On Associativity Equations in Dispersionless Integrable Hierarchies

TL;DR

This paper explores how associativity (WDVV) equations naturally arise in the context of dispersionless integrable hierarchies, showing their connection to tau-functions of KP and Toda hierarchies and constructing new finite-variable solutions.

Contribution

It demonstrates that associativity equations are encoded in the dispersionless limit of Hirota equations and constructs new finite-variable solutions to WDVV equations.

Findings

Tau-functions of dispersionless KP/Toda hierarchies solve associativity equations.

Associativity equations are derived from the dispersionless Hirota equations.
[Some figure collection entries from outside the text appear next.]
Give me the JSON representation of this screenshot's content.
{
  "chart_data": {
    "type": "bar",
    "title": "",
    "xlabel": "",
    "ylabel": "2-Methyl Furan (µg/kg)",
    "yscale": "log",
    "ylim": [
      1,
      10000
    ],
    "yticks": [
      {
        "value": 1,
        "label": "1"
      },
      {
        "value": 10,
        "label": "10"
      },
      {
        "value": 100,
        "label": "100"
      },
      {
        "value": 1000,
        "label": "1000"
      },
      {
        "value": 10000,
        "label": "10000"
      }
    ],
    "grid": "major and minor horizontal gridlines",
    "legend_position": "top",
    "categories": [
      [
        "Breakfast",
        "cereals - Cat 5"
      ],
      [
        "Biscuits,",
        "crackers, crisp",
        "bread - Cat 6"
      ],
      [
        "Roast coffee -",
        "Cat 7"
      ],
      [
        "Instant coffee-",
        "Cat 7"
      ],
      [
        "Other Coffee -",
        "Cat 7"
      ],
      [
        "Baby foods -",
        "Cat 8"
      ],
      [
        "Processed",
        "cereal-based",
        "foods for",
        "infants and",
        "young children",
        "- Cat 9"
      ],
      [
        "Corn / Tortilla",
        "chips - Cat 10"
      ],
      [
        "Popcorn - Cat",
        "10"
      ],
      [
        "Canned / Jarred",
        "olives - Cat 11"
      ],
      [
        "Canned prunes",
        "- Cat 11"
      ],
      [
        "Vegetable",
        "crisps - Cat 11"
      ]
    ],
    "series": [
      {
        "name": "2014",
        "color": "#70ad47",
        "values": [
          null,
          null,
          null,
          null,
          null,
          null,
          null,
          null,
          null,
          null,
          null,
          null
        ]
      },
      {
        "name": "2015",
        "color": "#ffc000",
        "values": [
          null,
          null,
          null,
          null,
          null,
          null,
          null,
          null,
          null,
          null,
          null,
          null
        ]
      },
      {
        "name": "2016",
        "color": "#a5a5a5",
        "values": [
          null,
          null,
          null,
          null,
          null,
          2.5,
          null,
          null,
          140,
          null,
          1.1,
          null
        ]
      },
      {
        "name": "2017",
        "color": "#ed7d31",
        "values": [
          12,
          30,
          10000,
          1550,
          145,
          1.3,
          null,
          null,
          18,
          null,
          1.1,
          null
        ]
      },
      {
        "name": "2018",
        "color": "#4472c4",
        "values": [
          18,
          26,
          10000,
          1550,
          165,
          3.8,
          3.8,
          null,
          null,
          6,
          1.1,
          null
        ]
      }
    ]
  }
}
New finite-variable solutions to WDVV equations are constructed.

Abstract

We discuss the origin of the associativity (WDVV) equations in the context of quasiclassical or Whitham hierarchies. The associativity equations are shown to be encoded in the dispersionless limit of the Hirota equations for KP and Toda hierarchies. We show, therefore, that any tau-function of dispersionless KP or Toda hierarchy provides a solution to associativity equations. In general, they depend on infinitely many variables. We also discuss the particular solution to the dispersionless Toda hierarchy that describes conformal mappings and construct a family of new solutions to the WDVV equations depending on finite number of variables.